As such, we have written to the Secretary of State for Education on three separate occasions since September 2018. We are dismayed that he has chosen to ignore our communications and repeated requests to meet. On 13 December 2018, we were informed by a junior civil servant that “I am afraid that, on this occasion, the Secretary of State and the Minister of State must decline your offer to meet. I hope you will understand that their time is heavily pressurised and their diaries need to be prioritised according to ministerial, Parliamentary and constituency business.”
Given the seriousness of the current school funding crisis and the impact upon schools, children and families, head teacher colleagues and I, believe that this approach is entirely ill-judged. On 14 January 2019, we wrote again to the Secretary of State for Education asking that he reconsider meeting with representative head teachers. Six weeks later, this request was declined once more: “As I’m sure you will appreciate, both their diaries are very full and they are unable to accept your kind offer at this time.” Thousands of head teachers simply do not understand what issues could be seen as more important than the ones we are raising on behalf of schools, children and families.
In September 2018, over 2000 headteachers campaigned at Westminster in order to underline the seriousness of the current situation. This action was unprecedented.
The ‘Worth Less?’ campaign group now comprises 64 Local Authorities and Boroughs, covering thousands of schools and millions of families. This gives a clear indication of the levels of concern felt by reasonable and moderate head teachers in England.
We continue to recognise that there is not a ‘bottomless pit’ of money and also acknowledge that many local MPs from across the political spectrum are taking a supportive approach.
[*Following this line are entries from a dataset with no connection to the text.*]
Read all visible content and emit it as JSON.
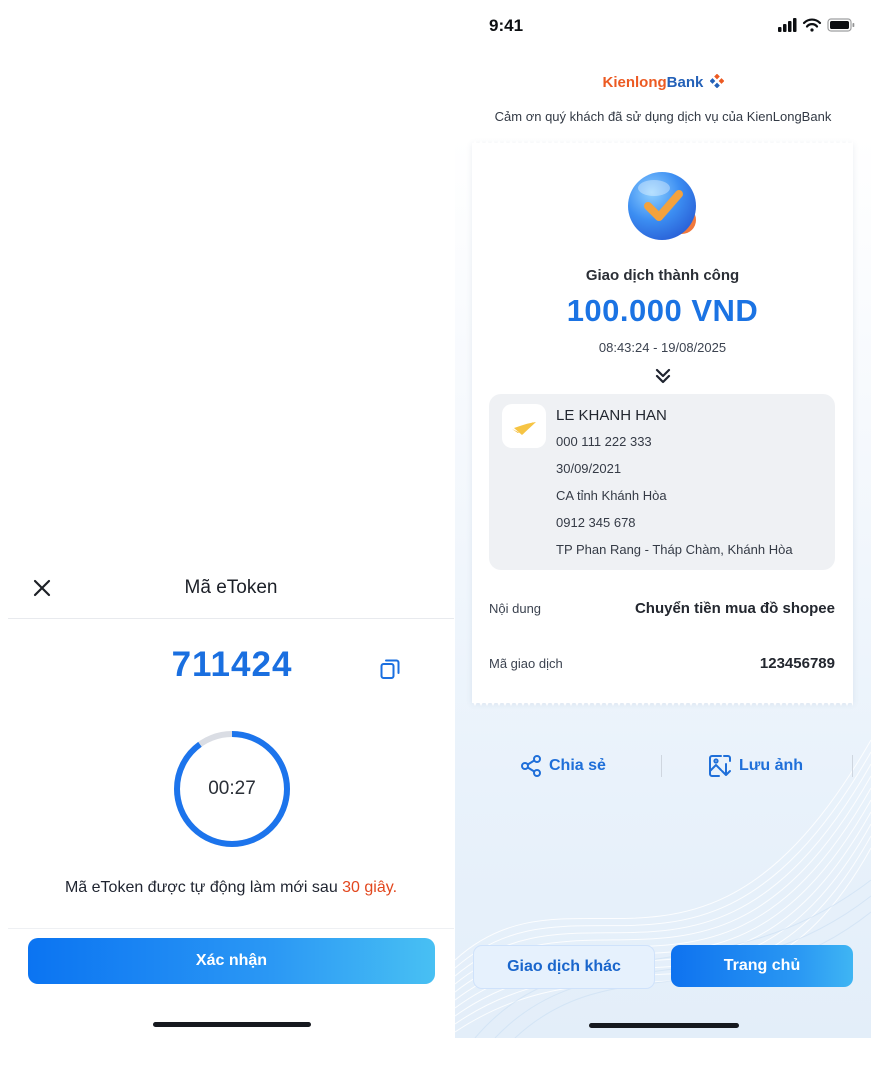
{
  "etoken": {
    "title": "Mã eToken",
    "code": "711424",
    "timer": "00:27",
    "timer_progress": 0.9,
    "refresh_prefix": "Mã eToken được tự động làm mới sau ",
    "refresh_seconds": "30 giây.",
    "confirm_label": "Xác nhận"
  },
  "status_bar": {
    "time": "9:41"
  },
  "brand": {
    "part1": "Kienlong",
    "part2": "Bank"
  },
  "thanks": "Cảm ơn quý khách đã sử dụng dịch vụ của KienLongBank",
  "receipt": {
    "status": "Giao dịch thành công",
    "amount": "100.000 VND",
    "datetime": "08:43:24 - 19/08/2025",
    "recipient": {
      "name": "LE KHANH HAN",
      "lines": [
        "000 111 222 333",
        "30/09/2021",
        "CA tỉnh Khánh Hòa",
        "0912 345 678",
        "TP Phan Rang - Tháp Chàm, Khánh Hòa"
      ]
    },
    "content_label": "Nội dung",
    "content_value": "Chuyển tiền mua đồ shopee",
    "txid_label": "Mã giao dịch",
    "txid_value": "123456789"
  },
  "actions": {
    "share": "Chia sẻ",
    "save": "Lưu ảnh"
  },
  "buttons": {
    "other": "Giao dịch khác",
    "home": "Trang chủ"
  },
  "colors": {
    "primary": "#1b73e3",
    "accent_orange": "#e2471e",
    "brand_orange": "#ec5a22",
    "brand_blue": "#2461b8"
  },
  "icons": [
    "close-icon",
    "copy-icon",
    "signal-icon",
    "wifi-icon",
    "battery-icon",
    "success-check-icon",
    "chevron-double-down-icon",
    "recipient-bank-logo",
    "share-icon",
    "save-image-icon"
  ]
}
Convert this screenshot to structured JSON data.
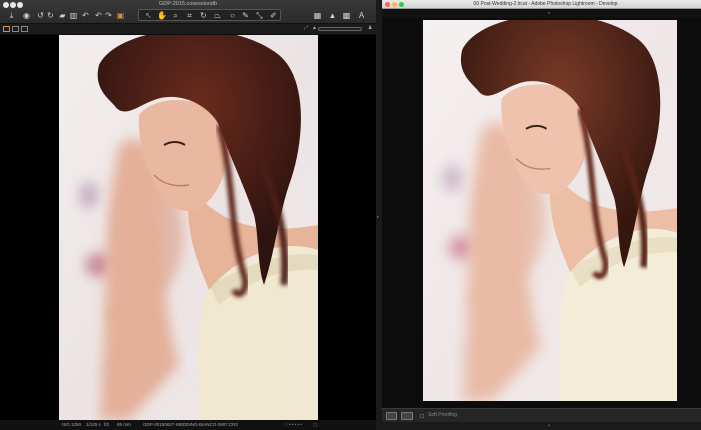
{
  "capture_one": {
    "title": "GDP-2015.cosessiondb",
    "status": {
      "iso": "ISO 1250",
      "shutter": "1/125 s",
      "aperture": "f/2",
      "focal": "85 mm",
      "filename": "GDP-20150827-WEDDING-BIANCO-2807.CR2"
    },
    "icons": [
      "import-icon",
      "camera-icon",
      "undo-icon",
      "redo-icon",
      "folder-icon",
      "trash-icon",
      "rotate-left-icon",
      "rotate-right-icon",
      "stack-icon",
      "cursor-icon",
      "pan-icon",
      "loupe-icon",
      "crop-icon",
      "rotate-icon",
      "keystone-icon",
      "spot-icon",
      "brush-icon",
      "gradient-icon",
      "picker-icon",
      "grid-icon",
      "warning-icon",
      "compare-icon",
      "text-icon"
    ]
  },
  "lightroom": {
    "title": "00 Post-Wedding-2.lrcat - Adobe Photoshop Lightroom - Develop",
    "soft_proofing_label": "Soft Proofing",
    "colors": {
      "close": "#fc605c",
      "minimize": "#fdbc40",
      "zoom": "#34c84a"
    }
  },
  "accent_color": "#e08a3a"
}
We must make clear, however, that the current response from the Department for Education is inadequate.
Why we need to meet
- Head teachers want to contribute constructively to overcome current funding issues.
- Head teachers want to reflect the serious concerns expressed by families regarding inadequate levels or resource and provision especially for our most vulnerable students.
- Head teachers want to ensure that schools receive a much better deal when future Government spending plans – the Comprehensive Spending Review – are drawn up over the next few months.
- Head teachers want to indicate serious and rising concerns relating to the wider pastoral and social care that schools are expected, by default, to provide against a background of severe cuts to Local Authority provision.
Head teacher colleagues and I, feel fortunate that we have been so strongly supported by parents and carers as we campaign for a much improved level of funding for our schools and pupils. We urge you to continue to make representations to your local MP and to the Department for Education and wider Government to ensure that matters improve.
We will continue to inform you of the facts and to campaign vigorously over coming weeks and months. A positive starting point should come from the Secretary of State for Education in the form of an urgent meeting.